Influenciando até hoje
Por toda essa musicalidade presente na trilha de Mega Man II, o seu impacto foi tamanho e ainda é sentido mesmo mais de 25 anos após o lançamento do jogo. É possível, por exemplo, ver influências dela nos sons chiptunes de bandas como Anamaguchi, responsáveis pela trilha do jogo Scott Pilgrim vs The World: The Game. Até mesmo bandas de rock foram formadas inspiradas nas músicas dos jogos da Capcom, como é o caso da The Protomen e The Megas. Essa última, inclusive, possui um álbum inteiro dedicado a Mega Man II, chamado Get Equipped.
Já na cultura da internet, uma das influências mais famosas de Mega Man II é a música “Can’t Beat Airman”, uma canção não-oficial feita por um fã inconformado em não conseguir derrotar um dos chefes do jogo. Ela fez bastante sucesso primeiro na Nico Nico Douga (o Youtube do Japão) e depois ganhou o mundo. Mesmo que não vindo diretamente da trilha sonora, a música tem bastante influência na sonoridade Rock que Tateishi incorporou nos temas.
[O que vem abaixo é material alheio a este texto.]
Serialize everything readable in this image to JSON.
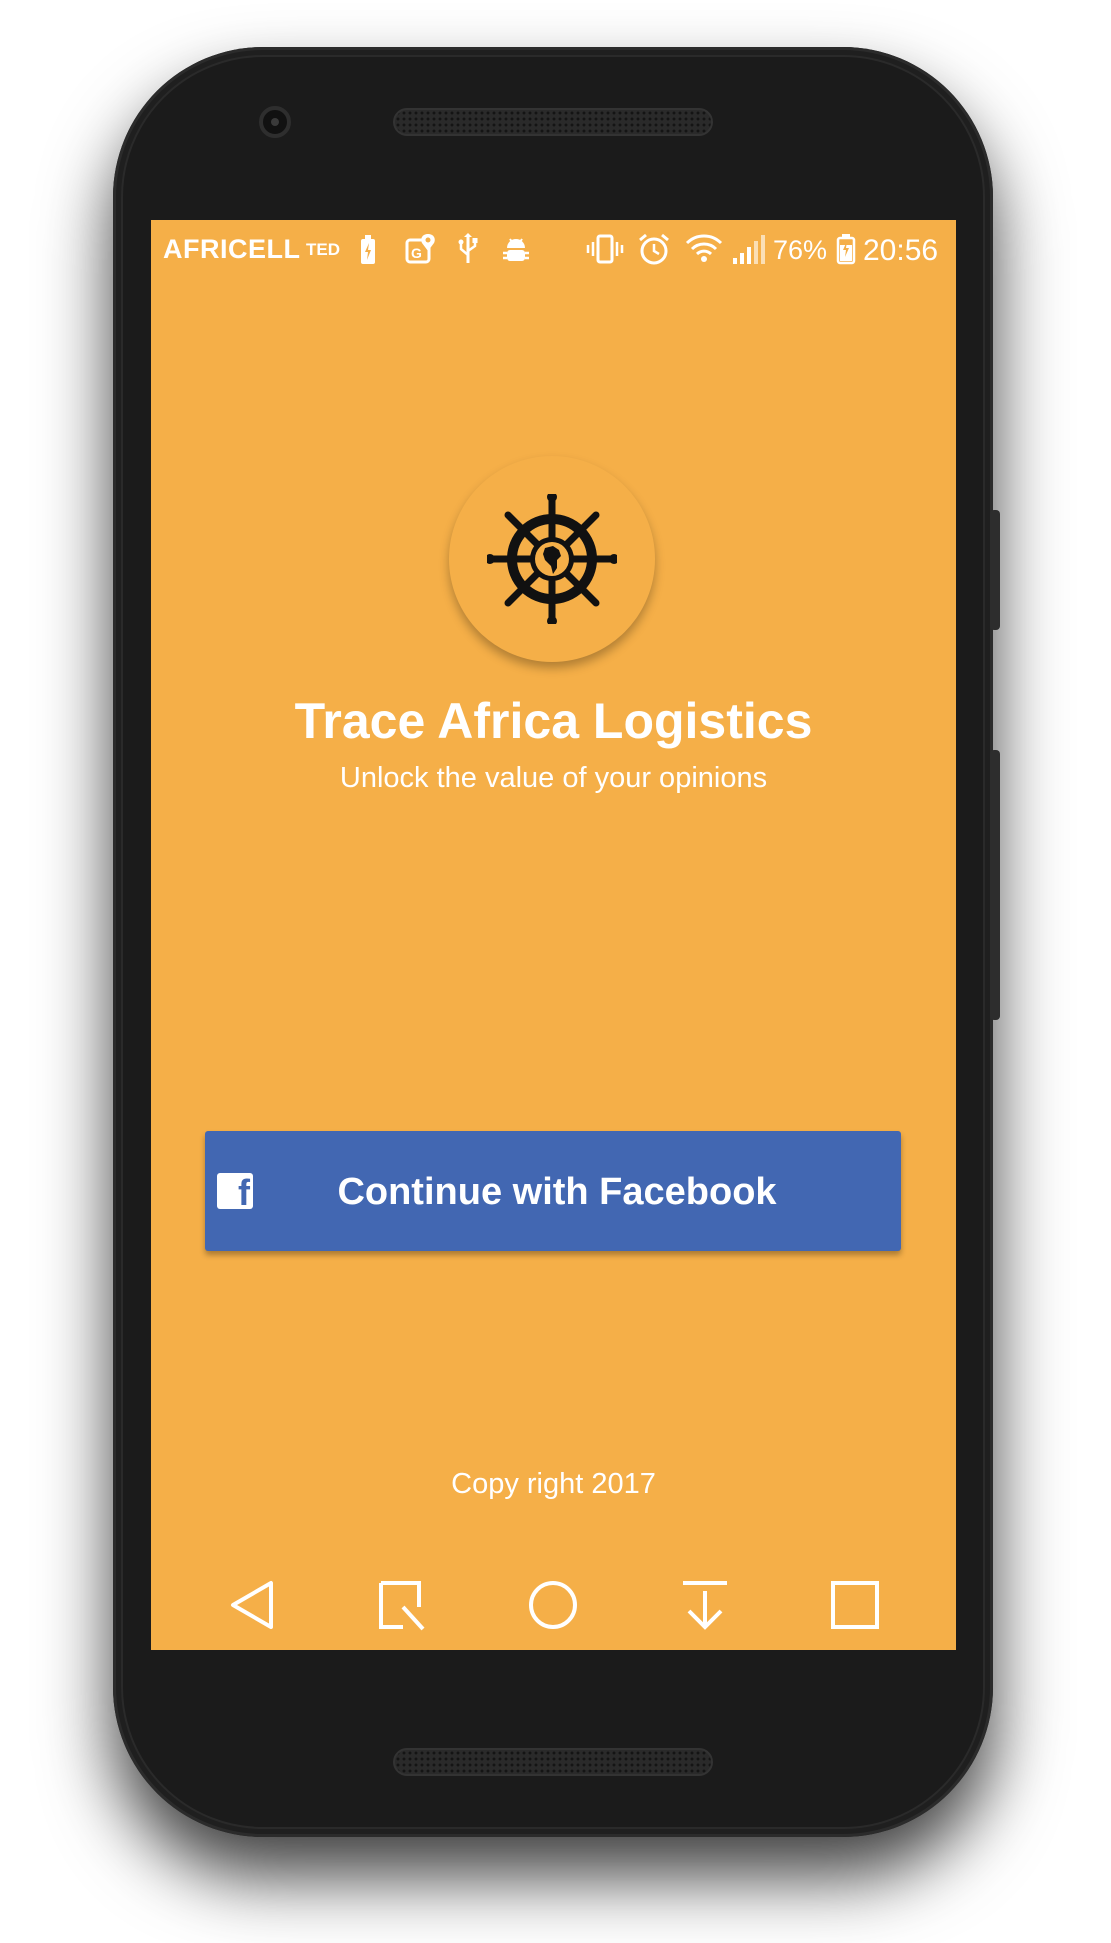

A influência dos temas de Mega Man II também está presente nos nossos entrevistados, em particular em Thiago Adamo. Tanto que pedimos a ele um remix de alguma das faixas da trilha e o resultado, com o tema do Heatman, vocês podem ouvir abaixo.
Mais do que isso, Adamo ainda gentilmente nos enviou um vídeo em que explica, com mais detalhes, como criou esse remix.
Mega Man II sempre será lembrado pelas suas músicas, uma daquelas raras trilhas em que é possível ouvir tranquilamente mesmo fora do contexto do jogo, o que já a deixa especial, mas agora sabemos também algumas das razões para isso acontecer.